Tuesday, December 24, 2013

Best of 2013: Mysteries!


Two of the many items enjoyed by Burbank Public Library staff during 2013, recommended for your consideration:

Aunt Agatha’s Favorite Mysteries of 2013:

I would have to say that by far the best book I’ve read this year is Louise Penny’s How the Light Gets In. Her novels featuring Chief Inspector Armand Gamache of the Sûreté du Québec have been consistently excellent, but Penny’s latest in the series really blew me away! Have you ever read a book where you wanted to race to the conclusion, but at the same time slow down to savor each word, each sentence, each page? That was my reaction to How the Light Gets In.

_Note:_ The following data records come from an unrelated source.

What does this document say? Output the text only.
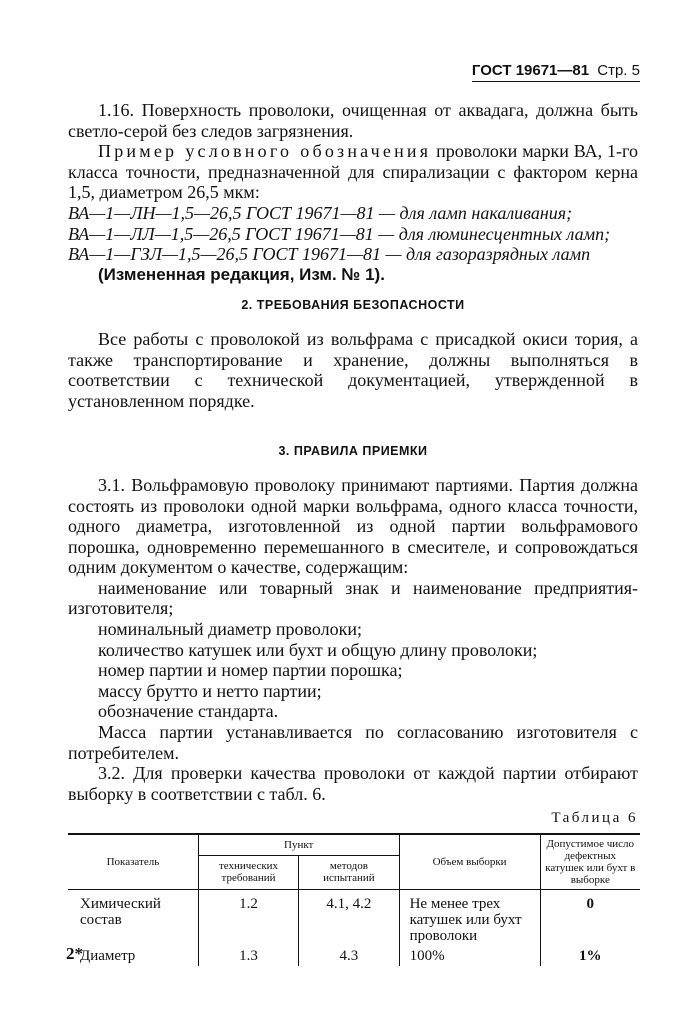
ГОСТ 19671—81 Стр. 5

1.16. Поверхность проволоки, очищенная от аквадага, должна быть светло-серой без следов загрязнения.

Пример условного обозначения проволоки марки ВА, 1-го класса точности, предназначенной для спирализации с фактором керна 1,5, диаметром 26,5 мкм:

ВА—1—ЛН—1,5—26,5 ГОСТ 19671—81 — для ламп накаливания;

ВА—1—ЛЛ—1,5—26,5 ГОСТ 19671—81 — для люминесцентных ламп;

ВА—1—ГЗЛ—1,5—26,5 ГОСТ 19671—81 — для газоразрядных ламп

(Измененная редакция, Изм. № 1).

2. ТРЕБОВАНИЯ БЕЗОПАСНОСТИ

Все работы с проволокой из вольфрама с присадкой окиси тория, а также транспортирование и хранение, должны выполняться в соответствии с технической документацией, утвержденной в установленном порядке.

3. ПРАВИЛА ПРИЕМКИ

3.1. Вольфрамовую проволоку принимают партиями. Партия должна состоять из проволоки одной марки вольфрама, одного класса точности, одного диаметра, изготовленной из одной партии вольфрамового порошка, одновременно перемешанного в смесителе, и сопровождаться одним документом о качестве, содержащим:

наименование или товарный знак и наименование предприятия-изготовителя;

номинальный диаметр проволоки;

количество катушек или бухт и общую длину проволоки;

номер партии и номер партии порошка;

массу брутто и нетто партии;

обозначение стандарта.

Масса партии устанавливается по согласованию изготовителя с потребителем.

3.2. Для проверки качества проволоки от каждой партии отбирают выборку в соответствии с табл. 6.

Таблица 6
Показатель	Пункт		Объем выборки	Допустимое число дефектных катушек или бухт в выборке
	технических требований	методов испытаний		
Химический состав	1.2	4.1, 4.2	Не менее трех катушек или бухт проволоки	0
Диаметр	1.3	4.3	100%	1%
2*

Gamache comes face-to-face with corruption that reaches high into the Sûreté’s hierarchy. His enemies have ransacked his department’s best agents, replacing them with incompetent and disloyal officers. Long-time friend and lieutenant Jean-Guy Beauvoir is battling addiction and suffering from a damaged psyche. He, too, has turned away from his one-time mentor. Gamache is isolated and there are very few he can trust.

Then one of his friends in the rural village of Three Pines asks him to look into a strange disappearance that turns out to be murder. The victim was the last member of Canada's famous Ouellet quintuplets, who were world-wide celebrities in their youth. Gamache’s investigation gives him the opportunity to return to the tiny, remote village and its wonderfully quirky inhabitants. It has become Gamache’s refuge and the villagers his trusted supporters.

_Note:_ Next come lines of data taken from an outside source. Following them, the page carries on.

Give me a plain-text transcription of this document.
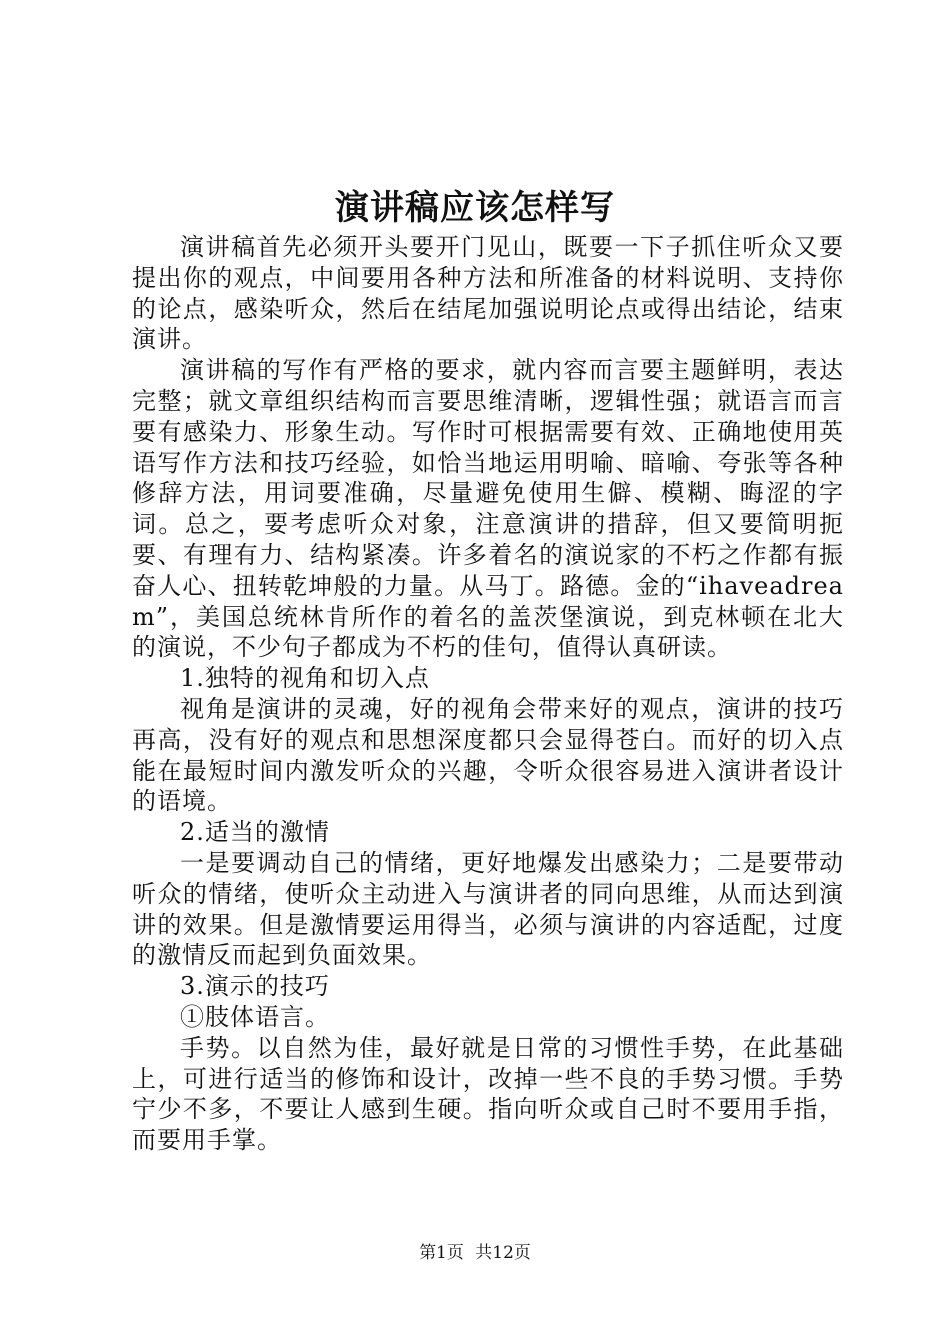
演讲稿应该怎样写

演讲稿首先必须开头要开门见山，既要一下子抓住听众又要提出你的观点，中间要用各种方法和所准备的材料说明、支持你的论点，感染听众，然后在结尾加强说明论点或得出结论，结束演讲。

演讲稿的写作有严格的要求，就内容而言要主题鲜明，表达完整；就文章组织结构而言要思维清晰，逻辑性强；就语言而言要有感染力、形象生动。写作时可根据需要有效、正确地使用英语写作方法和技巧经验，如恰当地运用明喻、暗喻、夸张等各种修辞方法，用词要准确，尽量避免使用生僻、模糊、晦涩的字词。总之，要考虑听众对象，注意演讲的措辞，但又要简明扼要、有理有力、结构紧凑。许多着名的演说家的不朽之作都有振奋人心、扭转乾坤般的力量。从马丁。路德。金的“ihaveadream”，美国总统林肯所作的着名的盖茨堡演说，到克林顿在北大的演说，不少句子都成为不朽的佳句，值得认真研读。

1.独特的视角和切入点

视角是演讲的灵魂，好的视角会带来好的观点，演讲的技巧再高，没有好的观点和思想深度都只会显得苍白。而好的切入点能在最短时间内激发听众的兴趣，令听众很容易进入演讲者设计的语境。

2.适当的激情

一是要调动自己的情绪，更好地爆发出感染力；二是要带动听众的情绪，使听众主动进入与演讲者的同向思维，从而达到演讲的效果。但是激情要运用得当，必须与演讲的内容适配，过度的激情反而起到负面效果。

3.演示的技巧

①肢体语言。

手势。以自然为佳，最好就是日常的习惯性手势，在此基础上，可进行适当的修饰和设计，改掉一些不良的手势习惯。手势宁少不多，不要让人感到生硬。指向听众或自己时不要用手指，而要用手掌。

第1页 共12页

 Even though How the Light Gets In is the ninth in the series, you could certainly pick it up and enjoy Louise Penny’s intelligent storytelling. But the treat is always sweeter when you read them in order. You can be sure that this book will make it to many “Best of 2013” lists in the coming weeks. Read a full review here.

Editor's note: We have this as a book, an e-book, and an audio book. Check one out!

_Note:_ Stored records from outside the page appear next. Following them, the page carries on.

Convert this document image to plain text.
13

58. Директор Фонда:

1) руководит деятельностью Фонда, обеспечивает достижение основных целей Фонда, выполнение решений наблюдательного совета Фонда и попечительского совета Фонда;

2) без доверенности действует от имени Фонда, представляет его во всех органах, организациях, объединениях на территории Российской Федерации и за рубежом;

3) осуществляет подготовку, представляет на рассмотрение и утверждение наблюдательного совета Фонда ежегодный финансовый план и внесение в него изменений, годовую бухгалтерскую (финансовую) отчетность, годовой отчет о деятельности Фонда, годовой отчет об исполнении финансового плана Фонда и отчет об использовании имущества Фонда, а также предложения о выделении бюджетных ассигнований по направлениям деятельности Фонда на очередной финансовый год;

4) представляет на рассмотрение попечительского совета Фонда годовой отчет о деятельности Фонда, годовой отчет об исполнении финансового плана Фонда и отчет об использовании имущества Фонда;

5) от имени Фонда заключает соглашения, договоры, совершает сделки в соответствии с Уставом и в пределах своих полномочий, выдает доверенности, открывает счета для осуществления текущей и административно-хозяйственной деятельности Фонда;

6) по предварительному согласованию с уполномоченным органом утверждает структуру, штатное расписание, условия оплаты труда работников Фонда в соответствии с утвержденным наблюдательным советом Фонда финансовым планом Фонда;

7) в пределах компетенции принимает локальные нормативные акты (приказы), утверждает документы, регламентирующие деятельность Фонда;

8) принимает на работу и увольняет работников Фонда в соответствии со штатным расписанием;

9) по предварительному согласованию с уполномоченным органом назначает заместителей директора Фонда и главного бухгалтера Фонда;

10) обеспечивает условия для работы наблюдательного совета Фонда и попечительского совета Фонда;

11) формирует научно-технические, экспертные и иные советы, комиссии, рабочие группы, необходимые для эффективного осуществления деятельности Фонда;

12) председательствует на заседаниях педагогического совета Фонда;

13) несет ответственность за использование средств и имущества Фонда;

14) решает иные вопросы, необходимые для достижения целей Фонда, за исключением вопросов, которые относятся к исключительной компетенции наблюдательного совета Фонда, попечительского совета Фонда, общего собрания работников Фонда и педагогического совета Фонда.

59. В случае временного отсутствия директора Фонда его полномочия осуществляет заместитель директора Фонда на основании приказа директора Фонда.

If you are a fan of Dan Brown or Steve Barry, may I recommend the new thriller by bestselling German author Oliver Pötzsch, admirably translated by Anthea Bell. The Ludwig Conspiracy blends modern-day adventure and intrigue with a compelling historical thriller. You may be unfamiliar with the tale of King Ludwig II, the Fairy Tale King of Bavaria, but will instantly recognize Neuschwanstein, one of his famous castles that served as the inspiration for Disney’s iconic castle.

The story of Ludwig, sometimes referred to as “Mad King Ludwig,” is a mystery in itself. Remembered today for the string of tourist attraction castles in Bavaria, Ludwig was deposed in 1886 after being declared insane by a psychiatrist who had never even examined him. Soon after, he drowned in waist-deep water. Certainly a suspicious circumstance.

From the moment an encoded diary and artifacts fall into the hands of rare-book dealer Steven Lukas, he knows that it will bring him more misery than money. Danger dogs his footsteps as he tries to decipher the diary with the help of art detective Sara Lengfeld. They investigate three of Ludwig’s castles, searching for clues to help crack the diary’s code, always trying to outrun a mysterious gang of thugs and a group of Ludwig’s fanatical followers.

I really enjoyed the adventure in The Ludwig Conspiracy, and was particularly interested because I had always loved Ludwig’s fairy tale castle of Neuschwanstein. I was fortunate to have visited it once on a trip to Europe.